When handing out scripts for the attack on the beach, Bender told the crew he and others "wanted this to be really big and really dramatic". They used arrows on wires to simulate hitting the fleeing victims, which included Neil Frogurt (Sean Whalen). A stunt double, Kim Koscki, was hired for the scene to stand in for Whalen; he applied anti-burn cream over his face and body for protection, and crew members waited nearby to quickly extinguish the flames once a scene was finished shooting. Due to the abundance of wires, the actors had to be careful when running, or risk tripping over them.

"The Lie" features the first appearance of main cast member Michelle Rodriguez since the second season episode "?". Rodriguez's character, Ana Lucia Cortez, was written to have a one season arc and was subsequently killed off at the end of the second season of Lost. Dressed as a police officer, Ana Lucia's "ghost" appears in "The Lie", telling Hurley to "stay away from the cops". The scene makes use of the Cheap Trick song "Dream Police".

==Reception==
"Because You Left" and "The Lie" were uploaded to ABC's Medianet website on December 29, 2008, to be viewed by members of the press for advance reviews attached to limited confidentiality agreements. Matt Mitovich of TV Guide stated that "[t]he first hour is the stronger of the two", and that the "showstopper [is] one of Lost's most electric and intense action scenes ever." "The Lie" aired on January 21, 2009, on ABC in the United States, being simulcast on A in Canada. "The Lie", as well as the previous episode, "Because You Left" was viewed by 11.347 million in the US, and by 1.195 million in the UK. In Australia, the episode was aired separately to "Because You Left" and brought in 516,000 viewers.

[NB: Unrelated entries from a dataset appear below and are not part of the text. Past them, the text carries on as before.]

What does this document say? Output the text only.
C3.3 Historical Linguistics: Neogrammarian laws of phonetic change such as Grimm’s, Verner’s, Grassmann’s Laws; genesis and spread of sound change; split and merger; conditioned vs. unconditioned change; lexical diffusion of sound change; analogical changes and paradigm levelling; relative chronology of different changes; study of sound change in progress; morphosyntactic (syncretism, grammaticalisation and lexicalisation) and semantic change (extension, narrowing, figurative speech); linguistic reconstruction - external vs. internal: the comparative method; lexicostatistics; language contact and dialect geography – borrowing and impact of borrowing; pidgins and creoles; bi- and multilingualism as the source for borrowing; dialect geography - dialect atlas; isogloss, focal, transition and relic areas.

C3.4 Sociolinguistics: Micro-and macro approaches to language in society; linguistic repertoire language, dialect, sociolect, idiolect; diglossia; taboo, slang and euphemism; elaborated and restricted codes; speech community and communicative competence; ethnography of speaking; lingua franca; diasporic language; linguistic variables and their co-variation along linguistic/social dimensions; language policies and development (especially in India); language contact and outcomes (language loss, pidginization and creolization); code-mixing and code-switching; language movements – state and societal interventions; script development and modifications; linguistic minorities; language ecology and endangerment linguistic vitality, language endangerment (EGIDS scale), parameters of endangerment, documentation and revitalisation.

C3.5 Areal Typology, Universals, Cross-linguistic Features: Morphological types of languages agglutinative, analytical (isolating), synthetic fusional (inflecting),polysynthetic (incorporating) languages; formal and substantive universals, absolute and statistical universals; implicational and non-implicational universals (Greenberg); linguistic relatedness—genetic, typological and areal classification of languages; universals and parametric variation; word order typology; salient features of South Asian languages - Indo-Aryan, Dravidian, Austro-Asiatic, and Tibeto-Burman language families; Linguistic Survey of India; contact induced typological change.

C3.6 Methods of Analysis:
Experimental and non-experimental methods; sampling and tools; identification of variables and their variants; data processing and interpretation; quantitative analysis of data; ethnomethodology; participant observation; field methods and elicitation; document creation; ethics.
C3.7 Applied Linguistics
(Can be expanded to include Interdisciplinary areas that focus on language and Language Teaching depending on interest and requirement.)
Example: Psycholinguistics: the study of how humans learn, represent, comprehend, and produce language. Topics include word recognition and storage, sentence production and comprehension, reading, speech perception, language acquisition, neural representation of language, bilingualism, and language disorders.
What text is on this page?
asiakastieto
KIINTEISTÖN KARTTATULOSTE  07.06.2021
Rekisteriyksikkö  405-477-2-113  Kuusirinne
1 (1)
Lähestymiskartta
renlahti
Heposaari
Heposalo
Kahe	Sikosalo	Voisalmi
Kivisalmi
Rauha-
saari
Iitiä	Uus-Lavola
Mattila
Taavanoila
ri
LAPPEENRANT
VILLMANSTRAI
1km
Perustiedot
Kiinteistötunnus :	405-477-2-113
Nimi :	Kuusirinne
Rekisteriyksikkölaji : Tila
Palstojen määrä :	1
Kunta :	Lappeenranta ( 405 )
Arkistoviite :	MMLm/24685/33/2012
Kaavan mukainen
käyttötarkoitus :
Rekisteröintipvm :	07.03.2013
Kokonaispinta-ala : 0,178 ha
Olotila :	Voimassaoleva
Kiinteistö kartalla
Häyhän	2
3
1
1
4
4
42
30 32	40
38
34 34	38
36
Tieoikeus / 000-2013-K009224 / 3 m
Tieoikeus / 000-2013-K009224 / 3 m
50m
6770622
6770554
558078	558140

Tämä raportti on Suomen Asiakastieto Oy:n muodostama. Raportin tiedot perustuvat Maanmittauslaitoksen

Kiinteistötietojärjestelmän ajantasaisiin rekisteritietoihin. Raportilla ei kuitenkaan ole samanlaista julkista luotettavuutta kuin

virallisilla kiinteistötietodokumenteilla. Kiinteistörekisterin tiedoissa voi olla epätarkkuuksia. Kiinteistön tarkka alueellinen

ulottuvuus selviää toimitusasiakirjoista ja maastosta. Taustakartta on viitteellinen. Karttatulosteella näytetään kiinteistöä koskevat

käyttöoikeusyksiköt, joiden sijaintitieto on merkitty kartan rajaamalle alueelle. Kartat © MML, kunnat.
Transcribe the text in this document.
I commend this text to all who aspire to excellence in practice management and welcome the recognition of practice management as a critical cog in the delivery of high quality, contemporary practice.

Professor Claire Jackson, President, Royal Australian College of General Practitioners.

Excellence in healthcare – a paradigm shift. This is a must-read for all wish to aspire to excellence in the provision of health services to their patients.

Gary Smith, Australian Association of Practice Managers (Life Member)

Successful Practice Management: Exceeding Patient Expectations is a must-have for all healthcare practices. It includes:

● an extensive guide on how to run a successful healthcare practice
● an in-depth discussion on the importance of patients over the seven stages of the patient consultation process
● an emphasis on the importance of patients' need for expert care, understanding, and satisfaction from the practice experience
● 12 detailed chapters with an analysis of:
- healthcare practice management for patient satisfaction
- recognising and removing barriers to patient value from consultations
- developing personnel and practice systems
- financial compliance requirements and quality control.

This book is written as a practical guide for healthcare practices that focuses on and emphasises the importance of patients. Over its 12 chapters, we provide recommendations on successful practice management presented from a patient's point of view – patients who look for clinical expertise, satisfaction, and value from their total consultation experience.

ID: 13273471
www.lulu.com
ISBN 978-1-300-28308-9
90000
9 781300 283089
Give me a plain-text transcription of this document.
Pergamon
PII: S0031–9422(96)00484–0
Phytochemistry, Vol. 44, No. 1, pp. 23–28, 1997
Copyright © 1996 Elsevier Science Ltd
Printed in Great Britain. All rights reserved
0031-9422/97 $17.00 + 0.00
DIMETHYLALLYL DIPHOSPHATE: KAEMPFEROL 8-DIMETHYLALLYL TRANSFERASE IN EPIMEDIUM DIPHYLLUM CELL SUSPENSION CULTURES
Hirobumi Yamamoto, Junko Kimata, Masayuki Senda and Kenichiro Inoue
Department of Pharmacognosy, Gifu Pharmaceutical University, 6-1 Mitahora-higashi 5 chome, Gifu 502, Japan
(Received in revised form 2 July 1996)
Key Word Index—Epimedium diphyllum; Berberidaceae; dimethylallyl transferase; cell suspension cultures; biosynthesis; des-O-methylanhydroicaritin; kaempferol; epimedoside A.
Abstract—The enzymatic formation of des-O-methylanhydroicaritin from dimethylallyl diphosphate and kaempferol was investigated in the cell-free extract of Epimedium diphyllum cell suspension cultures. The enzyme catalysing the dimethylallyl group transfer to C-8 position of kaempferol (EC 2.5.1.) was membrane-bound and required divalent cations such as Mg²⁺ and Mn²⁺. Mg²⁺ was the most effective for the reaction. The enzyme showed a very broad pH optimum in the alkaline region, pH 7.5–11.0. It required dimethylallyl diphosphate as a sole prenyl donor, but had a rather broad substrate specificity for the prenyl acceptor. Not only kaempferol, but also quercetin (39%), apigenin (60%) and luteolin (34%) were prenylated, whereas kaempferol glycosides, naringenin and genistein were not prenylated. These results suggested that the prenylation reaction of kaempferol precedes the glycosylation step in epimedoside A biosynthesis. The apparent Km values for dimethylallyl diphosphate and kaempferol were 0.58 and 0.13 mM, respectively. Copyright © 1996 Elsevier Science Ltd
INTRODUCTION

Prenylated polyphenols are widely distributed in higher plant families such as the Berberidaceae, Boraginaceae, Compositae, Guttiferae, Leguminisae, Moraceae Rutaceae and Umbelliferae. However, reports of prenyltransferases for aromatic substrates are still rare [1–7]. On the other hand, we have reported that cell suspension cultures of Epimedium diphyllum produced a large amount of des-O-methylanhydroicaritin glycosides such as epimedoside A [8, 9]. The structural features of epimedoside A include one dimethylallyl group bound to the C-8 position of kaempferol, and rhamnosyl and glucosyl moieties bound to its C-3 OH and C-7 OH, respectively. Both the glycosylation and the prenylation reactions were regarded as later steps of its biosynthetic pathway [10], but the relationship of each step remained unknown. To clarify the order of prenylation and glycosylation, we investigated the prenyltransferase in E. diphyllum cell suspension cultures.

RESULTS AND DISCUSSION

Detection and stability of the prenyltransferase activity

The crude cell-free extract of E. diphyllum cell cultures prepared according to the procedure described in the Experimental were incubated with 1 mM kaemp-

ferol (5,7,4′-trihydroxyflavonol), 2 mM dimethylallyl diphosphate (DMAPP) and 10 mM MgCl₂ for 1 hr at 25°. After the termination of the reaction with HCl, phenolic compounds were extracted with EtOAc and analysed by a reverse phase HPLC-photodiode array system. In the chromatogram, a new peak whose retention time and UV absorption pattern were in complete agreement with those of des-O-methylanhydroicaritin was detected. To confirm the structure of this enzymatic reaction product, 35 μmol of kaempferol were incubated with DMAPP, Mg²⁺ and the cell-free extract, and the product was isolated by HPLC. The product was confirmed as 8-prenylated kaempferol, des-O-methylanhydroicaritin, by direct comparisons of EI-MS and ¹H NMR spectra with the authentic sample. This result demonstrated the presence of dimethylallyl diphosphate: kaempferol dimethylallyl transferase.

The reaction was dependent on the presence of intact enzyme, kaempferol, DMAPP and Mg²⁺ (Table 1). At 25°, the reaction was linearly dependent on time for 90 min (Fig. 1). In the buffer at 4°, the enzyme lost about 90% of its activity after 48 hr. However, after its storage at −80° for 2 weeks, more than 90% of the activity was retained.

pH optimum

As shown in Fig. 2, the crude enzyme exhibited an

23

IGN gave the episode a "Good" rating of 7.8 out of 10 and summarized the episode as being "a much more focused story than 'Because You Left' but in the shadow of the season premiere's revelations and grandeur it is ultimately the weaker of the two. The comedic moments that string together Hurley's journey only go so far and the rest feels a bit too much like filler... If the conclusion of 'The Lie' is any indication though, the outside world may prove to be just as strange as the island." IGN later ranked "The Lie" 84th out of the 115 Lost episodes, writing "this isn't a terrible episode, but it feels like a bit of a stop-gap, in the midst of a very cool run of episodes. On the Island, we do get to see a pretty cool looking Flaming Arrow attack, that kills the uber-annoying Frogurt, but the encounter the group has at the end with some men dressed as soldiers is just set up for the awesome "Jughead."

On a similar list, the Los Angeles Times ranked it at number 69, explaining "this isn't a bad episode. Like most Hurley episodes, it features a lot of very sweet, funny material. But it is a bit of a time killer between two really fantastic hours." The A.V. Club gave the episode a B+ rating and stated that "it's enough for me. I don't know about you, but I'm ready to get Lost again."